Но здесь снова может выпрыгнуть какой-нибудь слабоумный еврейчег (из числа неокантианцев или каких-нибудь феноменологов), который тоненьким визгливым отвратительным голоском начнет вопить: «Да как вы смеете? Как вы смеете говорить о нашем воздействии на вещь-в-себе, да еще утверждать, что она при этом меняется? Ведь понятия «воздействие» и «изменение» предполагают применение категорий «причинности» и «времени»! Вре-ме-ни! Априорной формы сознания! А великий Кант показал, что мы не можем применять никакие формы сознания и категории к самой вещи-в-себе, так как эти категории предназначены только для анализа нашего опыта!»

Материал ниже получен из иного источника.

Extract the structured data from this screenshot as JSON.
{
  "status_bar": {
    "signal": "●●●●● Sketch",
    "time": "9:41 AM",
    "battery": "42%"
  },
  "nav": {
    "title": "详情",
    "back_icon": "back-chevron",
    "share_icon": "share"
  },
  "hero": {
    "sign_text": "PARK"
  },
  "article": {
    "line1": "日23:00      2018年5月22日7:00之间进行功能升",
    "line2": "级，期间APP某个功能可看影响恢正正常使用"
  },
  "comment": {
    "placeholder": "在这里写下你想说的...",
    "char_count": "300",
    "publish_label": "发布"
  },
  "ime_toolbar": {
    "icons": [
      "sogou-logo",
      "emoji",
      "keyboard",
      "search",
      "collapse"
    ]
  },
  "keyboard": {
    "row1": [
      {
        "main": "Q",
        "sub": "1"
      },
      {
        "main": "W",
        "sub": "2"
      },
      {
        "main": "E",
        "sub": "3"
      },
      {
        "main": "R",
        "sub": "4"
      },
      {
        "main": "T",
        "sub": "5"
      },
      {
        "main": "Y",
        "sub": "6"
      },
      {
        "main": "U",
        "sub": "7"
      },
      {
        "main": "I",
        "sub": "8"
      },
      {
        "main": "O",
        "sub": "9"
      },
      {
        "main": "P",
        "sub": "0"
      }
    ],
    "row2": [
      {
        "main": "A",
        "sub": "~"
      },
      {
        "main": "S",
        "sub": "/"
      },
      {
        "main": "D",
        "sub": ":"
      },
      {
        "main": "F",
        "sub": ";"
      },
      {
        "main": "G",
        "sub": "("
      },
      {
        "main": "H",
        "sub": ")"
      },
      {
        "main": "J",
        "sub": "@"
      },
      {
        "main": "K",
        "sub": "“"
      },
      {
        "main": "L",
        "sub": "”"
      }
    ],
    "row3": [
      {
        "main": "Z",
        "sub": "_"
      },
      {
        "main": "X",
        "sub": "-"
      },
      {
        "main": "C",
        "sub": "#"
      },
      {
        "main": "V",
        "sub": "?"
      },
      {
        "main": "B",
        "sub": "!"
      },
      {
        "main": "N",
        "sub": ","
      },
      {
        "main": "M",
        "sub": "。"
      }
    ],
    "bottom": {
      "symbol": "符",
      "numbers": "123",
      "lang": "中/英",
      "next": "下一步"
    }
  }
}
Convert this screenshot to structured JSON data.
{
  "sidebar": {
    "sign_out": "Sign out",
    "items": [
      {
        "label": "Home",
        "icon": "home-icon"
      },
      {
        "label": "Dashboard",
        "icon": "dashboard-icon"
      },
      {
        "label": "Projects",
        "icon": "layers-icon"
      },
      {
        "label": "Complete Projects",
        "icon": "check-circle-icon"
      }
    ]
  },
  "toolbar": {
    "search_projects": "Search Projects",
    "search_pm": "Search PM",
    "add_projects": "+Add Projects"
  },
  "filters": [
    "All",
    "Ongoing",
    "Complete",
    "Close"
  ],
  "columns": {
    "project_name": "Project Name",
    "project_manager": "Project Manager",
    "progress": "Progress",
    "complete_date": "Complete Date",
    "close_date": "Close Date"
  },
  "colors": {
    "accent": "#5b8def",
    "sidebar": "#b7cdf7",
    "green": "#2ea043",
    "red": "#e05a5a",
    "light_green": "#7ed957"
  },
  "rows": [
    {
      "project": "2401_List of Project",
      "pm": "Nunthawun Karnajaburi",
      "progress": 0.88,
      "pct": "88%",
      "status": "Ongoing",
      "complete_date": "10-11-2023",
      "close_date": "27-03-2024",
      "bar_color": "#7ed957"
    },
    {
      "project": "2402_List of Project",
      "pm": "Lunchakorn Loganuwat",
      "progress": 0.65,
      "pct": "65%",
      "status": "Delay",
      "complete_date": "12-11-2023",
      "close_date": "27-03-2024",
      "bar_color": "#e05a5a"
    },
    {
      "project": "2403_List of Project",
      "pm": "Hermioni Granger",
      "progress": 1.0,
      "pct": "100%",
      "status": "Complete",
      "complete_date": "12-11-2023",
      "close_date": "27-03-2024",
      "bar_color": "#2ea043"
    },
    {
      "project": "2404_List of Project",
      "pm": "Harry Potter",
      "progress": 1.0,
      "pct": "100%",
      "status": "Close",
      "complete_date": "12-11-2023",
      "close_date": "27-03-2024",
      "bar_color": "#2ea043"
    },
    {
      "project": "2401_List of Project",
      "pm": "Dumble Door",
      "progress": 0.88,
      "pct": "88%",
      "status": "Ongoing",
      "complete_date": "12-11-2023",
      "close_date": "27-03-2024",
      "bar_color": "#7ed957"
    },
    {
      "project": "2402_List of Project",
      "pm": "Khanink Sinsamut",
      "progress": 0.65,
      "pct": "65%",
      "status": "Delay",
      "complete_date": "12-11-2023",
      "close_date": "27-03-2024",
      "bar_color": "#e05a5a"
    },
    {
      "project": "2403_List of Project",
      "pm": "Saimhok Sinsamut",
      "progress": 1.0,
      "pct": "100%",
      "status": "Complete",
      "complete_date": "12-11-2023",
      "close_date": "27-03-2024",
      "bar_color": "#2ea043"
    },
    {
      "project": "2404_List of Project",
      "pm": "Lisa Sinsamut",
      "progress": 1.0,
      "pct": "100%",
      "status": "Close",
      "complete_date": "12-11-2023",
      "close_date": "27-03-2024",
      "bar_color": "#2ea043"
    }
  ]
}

Но я на это замечу, что, во-первых, и сам Кант - несмотря на весь свой пафос против метафизики (в худшем смысле этого слова) - все же, как минимум, утверждал, что вещь-в-себе существует и воздействует на нашу чувственность. То есть применял к ней категории «существования» и «причинности». И, кстати, на этот еще один недостаток и изъян его философии ему указывали, но устранить этот недостаток невозможно, если только не удариться в откровенный субъективный идеализм, то есть не начать утверждать, что мы вообще не знаем, что на нас что-то оказывает воздействие и что причиной опыта является объективный мир (и попытки таким образом интерпретировать философию Канта тоже были - и еврейчеги здесь особенно постарались).
А во-вторых, я не считаю, что философия должна быть столь же строгой дисциплиной, как математика или физика. Да, Кант (как и вообще немцы) всегда пытался придать своей философии максимально строгий вид, и «Критика чистого разума» изложена почти научным языком. Но немцы и вообще сильно подвинуты на Ордунге, и у них, похоже, были иллюзии, что философию можно превратить в нечто вроде «науки» или «науки наук» - то есть в столь же строгое знание, что и знание научное.
Но в том-то и дело, что философия - это не наука, которая должна дать строгое и точное знание. И цель философии - не дать какое-то знание о том, как устроен наш мир или как происходит процесс познания, а дать понимание всем этим вопросам. И для того, чтобы дать такое понимание, философия, как я полагаю, вовсе не должна быть столь же строгой, как математический трактат, и в ней вполне можно использовать и метафоры, и примеры из науки, и какие-то аналогии. Конечно, в философии - как и при любом мышлении - должна присутствовать определенная строгость, и уж тем более она не должна превращаться в абсурд (ни сама по себе, ни в своих выводах), но понимание - не совсем то же самое, что строгое научное знание каких-то научных фактов.
И в данном случае, я считаю, мы вполне вправе для лучшего понимания того, что есть процесс познания и как он происходит, применять к вещи-в-себе некоторые категории или использовать какие-то аналогии из науки и жизни. И тогда мы поймем, что в нашем опыте мы в принципе не можем иметь дело с вещами-самими-по-себе, как они есть без нас и нашего присутствия, так как любой наш опыт уже предполагает наше присутствие при вещи-в-себе и взаимное воздействие познаваемого предмета на нас (на наши ощущения и сознание) и нас самих на познаваемые предметы. И, кстати, современная наука уже приходит в такому же пониманию процесса познания, - так, современные физики уже понимают, что любое измерение в микромире (или даже просто фиксация микрочастиц) предполагает воздействие на этот мир, то есть даже простое измерение невозможно без воздействия на то, что измеряется или фиксируется, и при этом мы меняем свойства того, что измеряем или фиксируем.